28. Senja

410 77 6
                                    

Bolehkah Lana sedikit mendeskripsikan rasanya berada di antara keluarga besar Raka?

Jika hanya dengan satu kata saja, mungkin kata hangat dapat dengan mudah menggambarkan seisi keluarga ini. Mereka semua sangat hangat—semuanya, tidak ada pengecualian. Cara mereka saling menyalami dan memeluk di awal pertemuan, cara mereka bercengkrama dengan satu sama lain, bahkan mereka saling mendeskripsikan satu sama lain dengan sangat hangat. Seperti saat ini, mereka saling mendeskripsikan satu sama lain pada Lana yang belum mengenal mereka semua—selain keluarga kecil Soeharsono, tentunya.

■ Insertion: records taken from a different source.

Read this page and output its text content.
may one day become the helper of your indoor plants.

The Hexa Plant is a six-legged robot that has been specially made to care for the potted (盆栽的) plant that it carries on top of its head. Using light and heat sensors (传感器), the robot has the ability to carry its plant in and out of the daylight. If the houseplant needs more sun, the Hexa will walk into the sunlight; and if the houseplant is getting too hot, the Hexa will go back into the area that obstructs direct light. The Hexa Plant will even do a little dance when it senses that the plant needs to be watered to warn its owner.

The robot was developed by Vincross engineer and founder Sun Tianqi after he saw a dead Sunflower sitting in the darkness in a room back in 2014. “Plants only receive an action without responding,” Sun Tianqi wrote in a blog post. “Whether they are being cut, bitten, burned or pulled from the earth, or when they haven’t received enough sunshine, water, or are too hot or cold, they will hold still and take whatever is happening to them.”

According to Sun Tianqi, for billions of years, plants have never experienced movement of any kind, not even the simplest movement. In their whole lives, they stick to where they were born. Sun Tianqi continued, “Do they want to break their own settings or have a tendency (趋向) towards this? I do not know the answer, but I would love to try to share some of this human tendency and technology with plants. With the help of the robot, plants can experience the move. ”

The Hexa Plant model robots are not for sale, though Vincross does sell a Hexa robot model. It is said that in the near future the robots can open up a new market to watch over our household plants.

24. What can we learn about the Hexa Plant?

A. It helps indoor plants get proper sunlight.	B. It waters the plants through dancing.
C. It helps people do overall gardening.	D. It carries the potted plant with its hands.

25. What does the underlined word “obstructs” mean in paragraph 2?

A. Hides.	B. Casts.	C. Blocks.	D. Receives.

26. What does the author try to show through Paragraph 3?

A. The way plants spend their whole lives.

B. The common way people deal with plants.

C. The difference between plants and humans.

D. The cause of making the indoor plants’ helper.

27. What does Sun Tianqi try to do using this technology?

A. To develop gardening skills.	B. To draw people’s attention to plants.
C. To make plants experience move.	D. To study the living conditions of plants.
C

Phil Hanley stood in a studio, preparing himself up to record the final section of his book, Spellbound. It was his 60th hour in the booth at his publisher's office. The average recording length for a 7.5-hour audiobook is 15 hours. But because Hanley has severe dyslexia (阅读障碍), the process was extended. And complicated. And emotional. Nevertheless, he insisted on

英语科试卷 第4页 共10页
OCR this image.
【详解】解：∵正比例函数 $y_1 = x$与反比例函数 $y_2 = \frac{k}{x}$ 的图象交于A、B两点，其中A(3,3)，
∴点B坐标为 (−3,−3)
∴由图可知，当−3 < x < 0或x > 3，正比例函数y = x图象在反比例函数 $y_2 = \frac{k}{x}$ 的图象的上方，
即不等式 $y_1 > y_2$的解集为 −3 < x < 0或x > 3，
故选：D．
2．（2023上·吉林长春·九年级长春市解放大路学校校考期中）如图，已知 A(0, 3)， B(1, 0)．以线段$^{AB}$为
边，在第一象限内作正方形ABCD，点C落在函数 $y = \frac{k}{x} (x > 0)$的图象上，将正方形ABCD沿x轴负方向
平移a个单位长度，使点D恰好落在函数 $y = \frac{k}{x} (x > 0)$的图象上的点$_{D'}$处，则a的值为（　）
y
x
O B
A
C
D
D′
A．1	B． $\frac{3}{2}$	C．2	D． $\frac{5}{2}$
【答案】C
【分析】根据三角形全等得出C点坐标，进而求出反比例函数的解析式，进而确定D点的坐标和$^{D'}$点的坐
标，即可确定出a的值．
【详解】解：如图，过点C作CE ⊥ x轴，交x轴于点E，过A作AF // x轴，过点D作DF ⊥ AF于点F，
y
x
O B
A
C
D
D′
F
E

"Yang ini Bi Citra nih Neng, adik ipar Bunda. Suaminya yang itu tuh, yang lagi ngobrol sama Ayah. Namanya Mang Panji." Lana tersenyum pada seorang wanita yang Bunda kenalkan, lalu matanya mengikuti arah tunjukkan jari Bunda. Lana mengangguk-angguk paham. "Bi Citra teh punya toko kue. Dia jual macem-macem, dari mulai kue tradisional sampai kue taart lucu gitu."

Lana melirik Bi Citra, memberinya senyuman. Sedang wanita yang berada tepat di sebelahnya itu langsung merangkulnya hangat. "Ntar Lana dateng atuh ke toko Bibi, gak jauh kok dar kampus Lana. Sekampus sama A Raka, kan?"

Lana mengangguk singkat, mengiyakan.

"Bi Citra bawa bugis sama gegetuknya da, Lana suka gak?"

Lana kembali mengangguk, kali ini lebih semangat. "Suka banget, Bi! Apalagi gegetuk hehehe Nenek Lana juga dulu suka bikin, enak pisan!"

"Punya Bibi di jamin lebih enak. Pake keju."

Senyum Lana merekah lebar, senang.

"Nanti Lana cobain ya Bi, ada di meja makan, kan?" Bi Citra langsung menjawab dengan anggukan.

Seorang wanita lainnya menghampiri mereka bertiga yang sedang berbincang. Lana langsung menghampiri dan menyalaminya. Harus sopan, karena ini kesan pertamanya bertemu. Jangan sampai kesan pertama Lana malah jelek.

"Yang ini namanya Bi Neng, nama aslinya mah Maya tapi panggilnya gitu aja, ya? Ini adik bungsunya Bunda, yang paling manja!" Lana mengangguk sambil tersenyum setulus mungkin. Agak canggung sih, tapi tidak apa. Suasananya juga bagus.

"Ini pacarnya Aa, ya? Aku Bibinya yang paling cantik!" Kata wanita itu sambil tergelak.

Eh? Pacar?

"Temennya, kok Bi.."

"Sok rupa-rupa waé ah, Neng mah.. ceuk saha étatéh?" (Suka macem-macem aja Neng mah, kata siapa itu?) Bunda mulai angkat bicara. Sesekali wanita itu melirik Lana, takut gadis itu merasa tak nyaman.

"Tuh.. si bungsu." Jawab Bi Neng sambil menunjuk Gamma yang sedang mengobrol dengan Ayah dan Mamang-mamangnya.

Gamma.. anak itu benar-benar!

"Atuh masa temen doang udah dikenalin ke keluarga besarnya?" Tanya Bi Neng dengan tatapan jahilnya. Beda dengan Bi Citra, sepertinya Bi Neng lebih senang bercanda. Ia juga terlihat sangat terbuka pada siapapun.

Sedang Lana hanya tersenyum canggung, bingung juga harus memberi respon seperti apa.

"Lana ambil gegetuk gih, cobain gegetuk Bibi!" Ucap Bi Citra menengahi. Ia mengedipkan sebelah matanya samar-samar pada Lana, membuat Lana benar-benar bersyukur. Untung saja ada Bi Citra! Setidaknya, Lana bisa keluar dari situasi canggung tadi.

Setelah berpamitan, Lana pergi ke meja makan. Ia mulai menuangkan sinduk demi sinduk sop buah, juga mengambil beberapa potong getuk dan menempatkannya pada piring kecil yang sudah tersedia disana. Lana berlari kecil, segera membawanya menjauh dari keramaian.

Sesekali, ia edarkan pengelihatannya, mencari Raka yang sedari tadi tidak terlihat batang hidungnya. Tadi sih, ia berbincang dengan Gamma, juga yang lainnya, tapi sejak Lana berkenalan dengan Bi Neng, ia tidak lagi menemukan keberadaan Raka. Kemana ya, lelaki itu?